Dalam beberapa kali peperangan, tidak sedikit jumlah orang-orang
Yahudi yang mati terbunuh. Dengan demikian kedudukan orang-orang Yahudi sebagai
kelompok yang berkuasa di Madinah dapat dijatuhkan. Sebaliknya kabilah Aus dan
Khazraj yang sebelumnya kebanyakan hanya sebagai buruh posisinya semakin naik.

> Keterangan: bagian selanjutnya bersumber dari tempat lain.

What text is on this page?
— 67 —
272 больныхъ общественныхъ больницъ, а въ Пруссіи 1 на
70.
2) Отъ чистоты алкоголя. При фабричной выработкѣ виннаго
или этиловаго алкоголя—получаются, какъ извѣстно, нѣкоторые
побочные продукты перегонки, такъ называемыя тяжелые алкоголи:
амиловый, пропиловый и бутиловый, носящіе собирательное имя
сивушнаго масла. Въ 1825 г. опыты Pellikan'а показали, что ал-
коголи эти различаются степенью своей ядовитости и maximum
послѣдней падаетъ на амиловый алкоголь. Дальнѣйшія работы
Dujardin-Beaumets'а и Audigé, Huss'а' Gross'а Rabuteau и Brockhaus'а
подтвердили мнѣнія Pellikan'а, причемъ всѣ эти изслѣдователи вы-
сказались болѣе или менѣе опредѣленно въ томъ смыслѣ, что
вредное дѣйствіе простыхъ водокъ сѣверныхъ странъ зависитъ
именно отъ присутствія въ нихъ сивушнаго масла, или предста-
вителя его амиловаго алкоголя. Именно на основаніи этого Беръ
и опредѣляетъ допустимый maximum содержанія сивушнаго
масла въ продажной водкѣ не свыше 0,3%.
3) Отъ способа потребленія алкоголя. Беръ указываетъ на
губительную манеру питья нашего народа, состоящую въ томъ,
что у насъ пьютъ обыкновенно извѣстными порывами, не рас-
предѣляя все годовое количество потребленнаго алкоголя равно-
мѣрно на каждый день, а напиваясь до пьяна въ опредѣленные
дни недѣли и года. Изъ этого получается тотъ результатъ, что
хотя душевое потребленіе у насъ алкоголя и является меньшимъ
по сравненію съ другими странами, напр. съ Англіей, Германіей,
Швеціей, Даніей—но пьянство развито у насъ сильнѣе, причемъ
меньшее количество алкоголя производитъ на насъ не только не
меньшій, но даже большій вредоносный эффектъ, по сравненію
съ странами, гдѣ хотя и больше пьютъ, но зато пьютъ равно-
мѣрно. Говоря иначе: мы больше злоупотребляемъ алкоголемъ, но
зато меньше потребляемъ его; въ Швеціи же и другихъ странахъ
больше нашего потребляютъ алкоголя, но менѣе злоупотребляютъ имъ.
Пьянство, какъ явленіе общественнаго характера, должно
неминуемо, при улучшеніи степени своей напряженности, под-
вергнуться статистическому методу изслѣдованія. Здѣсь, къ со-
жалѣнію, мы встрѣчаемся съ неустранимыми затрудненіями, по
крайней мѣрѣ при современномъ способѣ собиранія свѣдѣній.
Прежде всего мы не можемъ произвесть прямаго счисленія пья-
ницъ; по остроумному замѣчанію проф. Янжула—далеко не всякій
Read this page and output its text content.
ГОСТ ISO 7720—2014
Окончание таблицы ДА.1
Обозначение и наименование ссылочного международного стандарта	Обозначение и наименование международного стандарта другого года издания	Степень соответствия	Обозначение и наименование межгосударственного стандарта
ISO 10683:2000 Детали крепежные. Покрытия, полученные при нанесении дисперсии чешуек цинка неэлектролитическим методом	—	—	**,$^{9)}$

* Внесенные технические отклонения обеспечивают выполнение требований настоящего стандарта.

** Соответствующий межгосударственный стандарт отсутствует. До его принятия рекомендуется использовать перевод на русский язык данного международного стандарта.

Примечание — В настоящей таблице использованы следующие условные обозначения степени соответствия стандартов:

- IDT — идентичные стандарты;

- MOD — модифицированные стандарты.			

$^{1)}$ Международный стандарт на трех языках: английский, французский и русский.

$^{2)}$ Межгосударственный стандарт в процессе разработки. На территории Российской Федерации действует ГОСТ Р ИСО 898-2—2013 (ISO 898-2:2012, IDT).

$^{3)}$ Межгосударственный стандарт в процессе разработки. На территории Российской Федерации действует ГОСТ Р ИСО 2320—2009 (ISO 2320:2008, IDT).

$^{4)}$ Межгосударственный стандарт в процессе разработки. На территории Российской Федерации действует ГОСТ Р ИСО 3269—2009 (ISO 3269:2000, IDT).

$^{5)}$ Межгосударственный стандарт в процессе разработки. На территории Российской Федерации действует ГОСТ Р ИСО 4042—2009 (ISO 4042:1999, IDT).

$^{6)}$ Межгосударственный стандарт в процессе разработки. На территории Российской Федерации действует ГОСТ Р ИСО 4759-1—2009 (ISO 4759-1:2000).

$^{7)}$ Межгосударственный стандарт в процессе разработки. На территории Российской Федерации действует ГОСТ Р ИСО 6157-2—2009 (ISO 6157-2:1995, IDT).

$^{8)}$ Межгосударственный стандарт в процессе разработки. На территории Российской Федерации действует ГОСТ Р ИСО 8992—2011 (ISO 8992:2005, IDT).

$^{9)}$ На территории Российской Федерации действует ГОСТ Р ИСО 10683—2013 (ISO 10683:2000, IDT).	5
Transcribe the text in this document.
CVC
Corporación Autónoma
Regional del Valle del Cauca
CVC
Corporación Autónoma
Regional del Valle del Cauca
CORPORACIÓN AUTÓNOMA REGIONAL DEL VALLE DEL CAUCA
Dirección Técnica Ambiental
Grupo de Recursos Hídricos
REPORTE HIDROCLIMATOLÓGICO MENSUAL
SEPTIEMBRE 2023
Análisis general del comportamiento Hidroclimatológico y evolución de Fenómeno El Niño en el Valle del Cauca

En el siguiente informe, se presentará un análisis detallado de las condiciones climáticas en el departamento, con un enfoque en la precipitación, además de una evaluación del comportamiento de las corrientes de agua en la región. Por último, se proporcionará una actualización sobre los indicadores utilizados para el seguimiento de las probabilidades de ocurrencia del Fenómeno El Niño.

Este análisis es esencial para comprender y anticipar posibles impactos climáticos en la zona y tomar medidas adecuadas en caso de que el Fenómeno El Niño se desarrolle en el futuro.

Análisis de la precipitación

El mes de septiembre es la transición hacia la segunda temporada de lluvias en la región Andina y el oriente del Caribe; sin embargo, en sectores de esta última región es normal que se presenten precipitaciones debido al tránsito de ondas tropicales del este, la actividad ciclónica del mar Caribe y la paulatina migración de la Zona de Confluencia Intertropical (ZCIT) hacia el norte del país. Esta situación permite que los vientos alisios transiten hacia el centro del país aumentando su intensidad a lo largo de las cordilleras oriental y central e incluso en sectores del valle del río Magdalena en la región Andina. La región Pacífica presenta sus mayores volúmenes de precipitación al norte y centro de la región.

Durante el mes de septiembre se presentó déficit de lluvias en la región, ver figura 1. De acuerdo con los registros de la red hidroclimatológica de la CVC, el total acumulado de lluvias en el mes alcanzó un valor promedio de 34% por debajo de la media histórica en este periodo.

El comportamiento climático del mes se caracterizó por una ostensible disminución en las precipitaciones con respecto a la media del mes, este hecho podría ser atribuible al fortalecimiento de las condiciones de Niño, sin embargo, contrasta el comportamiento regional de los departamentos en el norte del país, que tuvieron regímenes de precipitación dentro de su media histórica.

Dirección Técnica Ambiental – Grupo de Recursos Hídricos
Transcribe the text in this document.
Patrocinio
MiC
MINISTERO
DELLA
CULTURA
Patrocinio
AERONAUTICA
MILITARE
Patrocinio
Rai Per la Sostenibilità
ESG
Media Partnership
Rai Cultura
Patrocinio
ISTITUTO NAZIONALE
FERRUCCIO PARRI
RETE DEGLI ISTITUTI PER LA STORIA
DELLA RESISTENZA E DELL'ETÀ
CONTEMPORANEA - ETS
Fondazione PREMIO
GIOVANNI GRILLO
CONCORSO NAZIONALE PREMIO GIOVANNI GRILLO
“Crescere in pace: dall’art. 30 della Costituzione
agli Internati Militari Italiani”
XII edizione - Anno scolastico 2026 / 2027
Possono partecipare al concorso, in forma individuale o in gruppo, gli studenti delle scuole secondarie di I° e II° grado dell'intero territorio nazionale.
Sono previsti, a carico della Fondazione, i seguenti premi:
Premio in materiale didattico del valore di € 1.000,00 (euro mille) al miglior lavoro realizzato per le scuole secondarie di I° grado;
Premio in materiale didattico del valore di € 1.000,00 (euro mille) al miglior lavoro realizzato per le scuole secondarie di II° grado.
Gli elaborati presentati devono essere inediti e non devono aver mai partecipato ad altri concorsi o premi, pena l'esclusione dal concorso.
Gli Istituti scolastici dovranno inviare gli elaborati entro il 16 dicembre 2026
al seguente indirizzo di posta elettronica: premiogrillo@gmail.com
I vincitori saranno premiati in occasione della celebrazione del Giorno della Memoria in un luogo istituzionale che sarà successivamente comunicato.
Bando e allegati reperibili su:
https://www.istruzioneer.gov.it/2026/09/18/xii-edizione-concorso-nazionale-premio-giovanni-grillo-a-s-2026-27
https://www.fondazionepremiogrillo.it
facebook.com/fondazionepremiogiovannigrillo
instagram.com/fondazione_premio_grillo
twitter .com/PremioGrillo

Keadaan sosial pun semakin bergeser sehingga
menempatkan kedua suku tersebut pada tempat yang menonjol dan berkuasa
di Madinah. Kaum Yahudi sebagai pihak
yang tersisihkan tidak tinggal diam. Mereka selalu berusaha untuk membuat
intrik (intrik) dan memecah belah kedua suku tersebut. Provokasi (penghasutan)
mereka nampaknya berhasil. Kaum Yahudi
senantiasa menyebarkan permusuhan dan kebencian di antara mereka, sehingga terjadilah
peperangan-peperangan yang tidak berkesudahan di antara kedua suku tersebut.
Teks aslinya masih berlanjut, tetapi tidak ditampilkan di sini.